A team that includes the Four Seasons will be building approximately 80 high-end condominiums on the site of the West Heating Plant in Georgetown, the Washington Business Journal reports.
The real estate blogosphere has been atwitter over the last week as to who paid $19.5 million for the site and what will happen with it now that it has been auctioned off. From the WBJ:
The answer, revealed Tuesday in an exclusive interview with the Washington Business Journal, is a team that includes local architect Richard Levy, New York-based The Georgetown Co. (the name’s purely coincidental) and the Four Seasons Residences. The group is planning to convert the World War II-era plant into high-end condominiums to complement the adjacent Four Seasons Hotel.
Note: Georgetown Metropolitan’s Topher Mathews did have a well-sourced yet unconfirmed report several days ago that Levy was part of a group that won the auction.

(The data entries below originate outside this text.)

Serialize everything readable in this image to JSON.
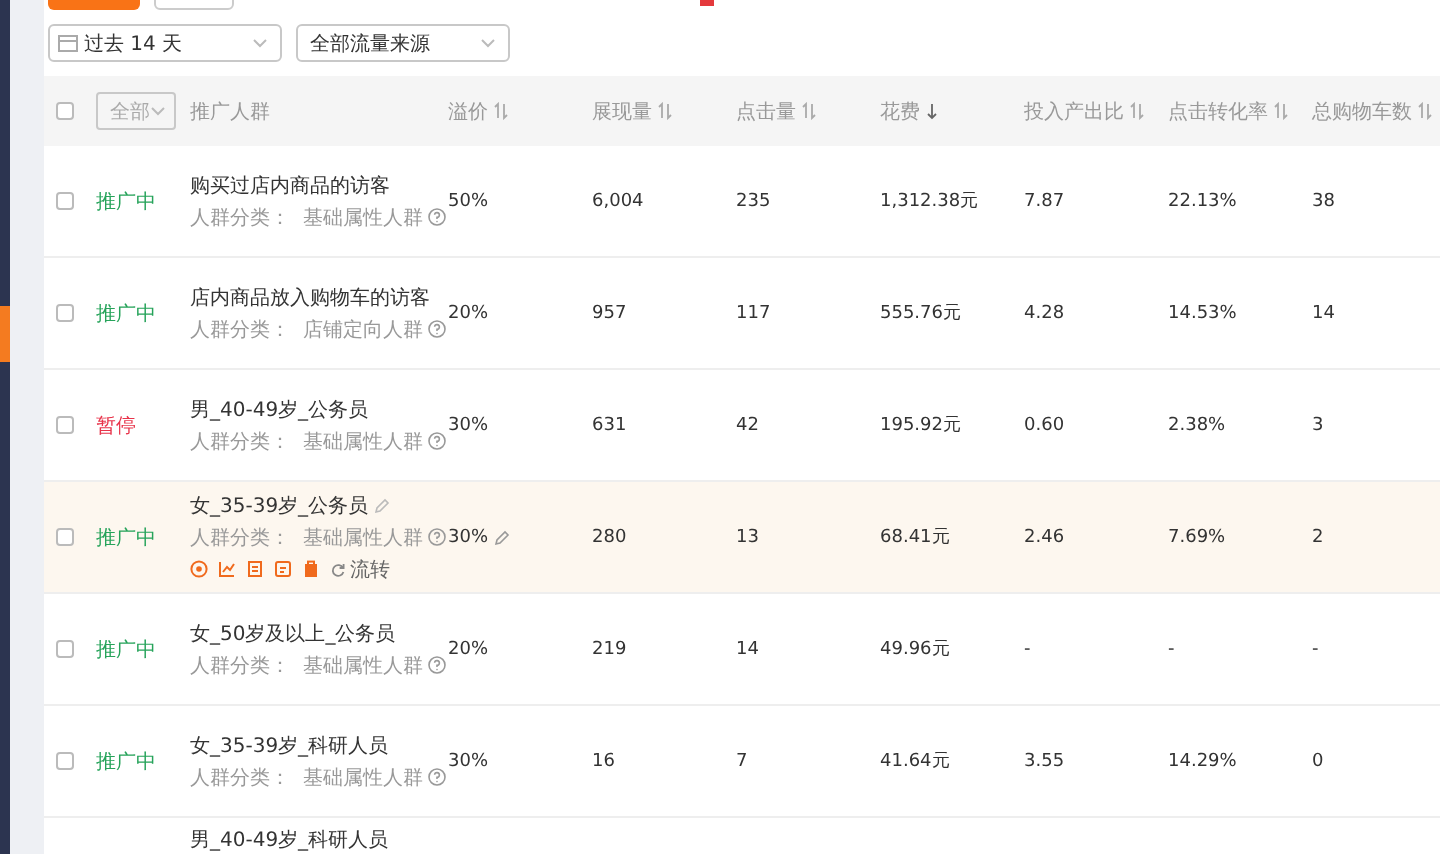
{
  "filters": {
    "date_range": "过去 14 天",
    "traffic_source": "全部流量来源"
  },
  "table": {
    "select_all_checked": false,
    "status_filter": "全部",
    "columns": [
      {
        "label": "推广人群",
        "kind": "plain"
      },
      {
        "label": "溢价",
        "kind": "sortable"
      },
      {
        "label": "展现量",
        "kind": "sortable"
      },
      {
        "label": "点击量",
        "kind": "sortable"
      },
      {
        "label": "花费",
        "kind": "sorted"
      },
      {
        "label": "投入产出比",
        "kind": "sortable"
      },
      {
        "label": "点击转化率",
        "kind": "sortable"
      },
      {
        "label": "总购物车数",
        "kind": "sortable"
      }
    ],
    "rows": [
      {
        "checked": false,
        "status": "推广中",
        "paused": false,
        "name": "购买过店内商品的访客",
        "category_label": "人群分类：",
        "category": "基础属性人群",
        "highlighted": false,
        "values": [
          "50%",
          "6,004",
          "235",
          "1,312.38元",
          "7.87",
          "22.13%",
          "38"
        ]
      },
      {
        "checked": false,
        "status": "推广中",
        "paused": false,
        "name": "店内商品放入购物车的访客",
        "category_label": "人群分类：",
        "category": "店铺定向人群",
        "highlighted": false,
        "values": [
          "20%",
          "957",
          "117",
          "555.76元",
          "4.28",
          "14.53%",
          "14"
        ]
      },
      {
        "checked": false,
        "status": "暂停",
        "paused": true,
        "name": "男_40-49岁_公务员",
        "category_label": "人群分类：",
        "category": "基础属性人群",
        "highlighted": false,
        "values": [
          "30%",
          "631",
          "42",
          "195.92元",
          "0.60",
          "2.38%",
          "3"
        ]
      },
      {
        "checked": false,
        "status": "推广中",
        "paused": false,
        "name": "女_35-39岁_公务员",
        "category_label": "人群分类：",
        "category": "基础属性人群",
        "highlighted": true,
        "action_label": "流转",
        "values": [
          "30%",
          "280",
          "13",
          "68.41元",
          "2.46",
          "7.69%",
          "2"
        ]
      },
      {
        "checked": false,
        "status": "推广中",
        "paused": false,
        "name": "女_50岁及以上_公务员",
        "category_label": "人群分类：",
        "category": "基础属性人群",
        "highlighted": false,
        "values": [
          "20%",
          "219",
          "14",
          "49.96元",
          "-",
          "-",
          "-"
        ]
      },
      {
        "checked": false,
        "status": "推广中",
        "paused": false,
        "name": "女_35-39岁_科研人员",
        "category_label": "人群分类：",
        "category": "基础属性人群",
        "highlighted": false,
        "values": [
          "30%",
          "16",
          "7",
          "41.64元",
          "3.55",
          "14.29%",
          "0"
        ]
      },
      {
        "name": "男_40-49岁_科研人员"
      }
    ]
  }
}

Few other details were provided about the future of the site, but one thing is for sure: the winning team will need to jump through a lot of hoops to get its project done.
The former General Services Administration (GSA) plant, which sits on just over two acres of land near 29th and K Streets NW (map) abutting Rock Creek and the C and O Canal, was decommissioned in 2000 and completely vacated in 2012. The 20,000-square foot structure has six above-ground floors and two below-ground, though with a height of 110 feet, the space could be divided into more stories. At an October meeting about the auction, Jennifer Steingasser from the Office of Planning stressed that the winning developer will likely have to go through a Planned Unit Development (PUD) process involving community meetings and approval from various city agencies.

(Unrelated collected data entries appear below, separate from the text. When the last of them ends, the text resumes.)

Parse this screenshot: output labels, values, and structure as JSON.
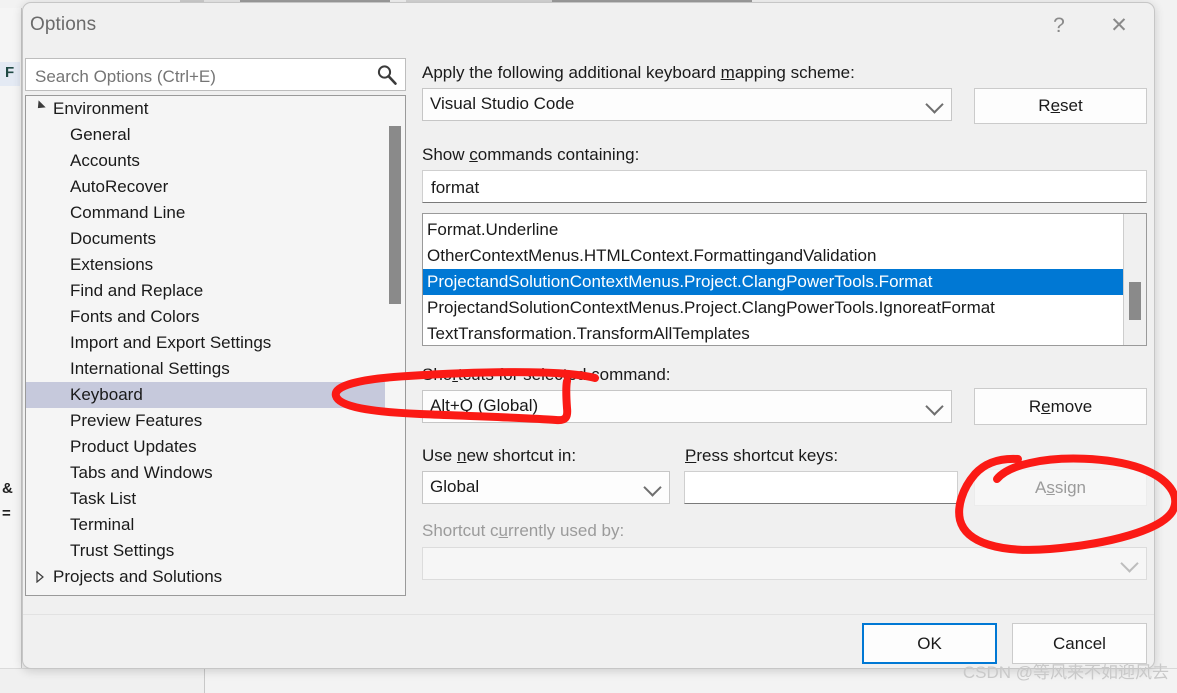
{
  "window": {
    "title": "Options",
    "help_icon": "?",
    "close_icon": "✕"
  },
  "search": {
    "placeholder": "Search Options (Ctrl+E)",
    "value": "",
    "icon": "search-icon"
  },
  "tree": {
    "items": [
      {
        "label": "Environment",
        "level": 0,
        "expander": "open",
        "selected": false
      },
      {
        "label": "General",
        "level": 1,
        "expander": "none",
        "selected": false
      },
      {
        "label": "Accounts",
        "level": 1,
        "expander": "none",
        "selected": false
      },
      {
        "label": "AutoRecover",
        "level": 1,
        "expander": "none",
        "selected": false
      },
      {
        "label": "Command Line",
        "level": 1,
        "expander": "none",
        "selected": false
      },
      {
        "label": "Documents",
        "level": 1,
        "expander": "none",
        "selected": false
      },
      {
        "label": "Extensions",
        "level": 1,
        "expander": "none",
        "selected": false
      },
      {
        "label": "Find and Replace",
        "level": 1,
        "expander": "none",
        "selected": false
      },
      {
        "label": "Fonts and Colors",
        "level": 1,
        "expander": "none",
        "selected": false
      },
      {
        "label": "Import and Export Settings",
        "level": 1,
        "expander": "none",
        "selected": false
      },
      {
        "label": "International Settings",
        "level": 1,
        "expander": "none",
        "selected": false
      },
      {
        "label": "Keyboard",
        "level": 1,
        "expander": "none",
        "selected": true
      },
      {
        "label": "Preview Features",
        "level": 1,
        "expander": "none",
        "selected": false
      },
      {
        "label": "Product Updates",
        "level": 1,
        "expander": "none",
        "selected": false
      },
      {
        "label": "Tabs and Windows",
        "level": 1,
        "expander": "none",
        "selected": false
      },
      {
        "label": "Task List",
        "level": 1,
        "expander": "none",
        "selected": false
      },
      {
        "label": "Terminal",
        "level": 1,
        "expander": "none",
        "selected": false
      },
      {
        "label": "Trust Settings",
        "level": 1,
        "expander": "none",
        "selected": false
      },
      {
        "label": "Projects and Solutions",
        "level": 0,
        "expander": "closed",
        "selected": false
      }
    ]
  },
  "pane": {
    "mapping_scheme_label_pre": "Apply the following additional keyboard ",
    "mapping_scheme_label_acc": "m",
    "mapping_scheme_label_post": "apping scheme:",
    "mapping_scheme_value": "Visual Studio Code",
    "reset_label_pre": "R",
    "reset_label_acc": "e",
    "reset_label_post": "set",
    "show_commands_label_pre": "Show ",
    "show_commands_label_acc": "c",
    "show_commands_label_post": "ommands containing:",
    "show_commands_value": "format",
    "show_commands_placeholder": "",
    "commands": [
      {
        "text": "Format.Underline",
        "selected": false
      },
      {
        "text": "OtherContextMenus.HTMLContext.FormattingandValidation",
        "selected": false
      },
      {
        "text": "ProjectandSolutionContextMenus.Project.ClangPowerTools.Format",
        "selected": true
      },
      {
        "text": "ProjectandSolutionContextMenus.Project.ClangPowerTools.IgnoreatFormat",
        "selected": false
      },
      {
        "text": "TextTransformation.TransformAllTemplates",
        "selected": false
      }
    ],
    "shortcuts_label_pre": "Sho",
    "shortcuts_label_acc": "r",
    "shortcuts_label_post": "tcuts for selected command:",
    "shortcuts_value": "Alt+Q (Global)",
    "remove_label_pre": "R",
    "remove_label_acc": "e",
    "remove_label_post": "move",
    "use_new_shortcut_label_pre": "Use ",
    "use_new_shortcut_label_acc": "n",
    "use_new_shortcut_label_post": "ew shortcut in:",
    "use_new_shortcut_value": "Global",
    "press_shortcut_label_pre": "",
    "press_shortcut_label_acc": "P",
    "press_shortcut_label_post": "ress shortcut keys:",
    "press_shortcut_value": "",
    "press_shortcut_placeholder": "",
    "assign_label_pre": "A",
    "assign_label_acc": "s",
    "assign_label_post": "sign",
    "currently_used_label_pre": "Shortcut c",
    "currently_used_label_acc": "u",
    "currently_used_label_post": "rrently used by:",
    "currently_used_value": ""
  },
  "footer": {
    "ok_label": "OK",
    "cancel_label": "Cancel"
  },
  "watermark": "CSDN @等风来不如迎风去",
  "background": {
    "code_fragment_1": "F",
    "code_fragment_2": "&",
    "code_fragment_3": "="
  },
  "colors": {
    "accent": "#0078d4",
    "selection_tree": "#c6c9dc",
    "annotation": "#fb1a15",
    "dialog_bg": "#f0f0f0"
  },
  "annotations": [
    {
      "name": "circle-alt-q",
      "shape": "hand-drawn-ellipse"
    },
    {
      "name": "circle-assign",
      "shape": "hand-drawn-ellipse"
    }
  ]
}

As for other restrictions, Steingasser said that the developer will need to stick to the comprehensive plan for the area, which mandates that a significant portion should remain as green space. The site is also protected by various historic preservation measures, and the developer will have to seek approval from the Commission of Fine Arts on their plan. For example, changes to the facade, like cutting out additional windows, will need to be approved.
“Get a preservation consultant on your team, and listen to that person,” urged David Maloney of the Historic Preservation Office.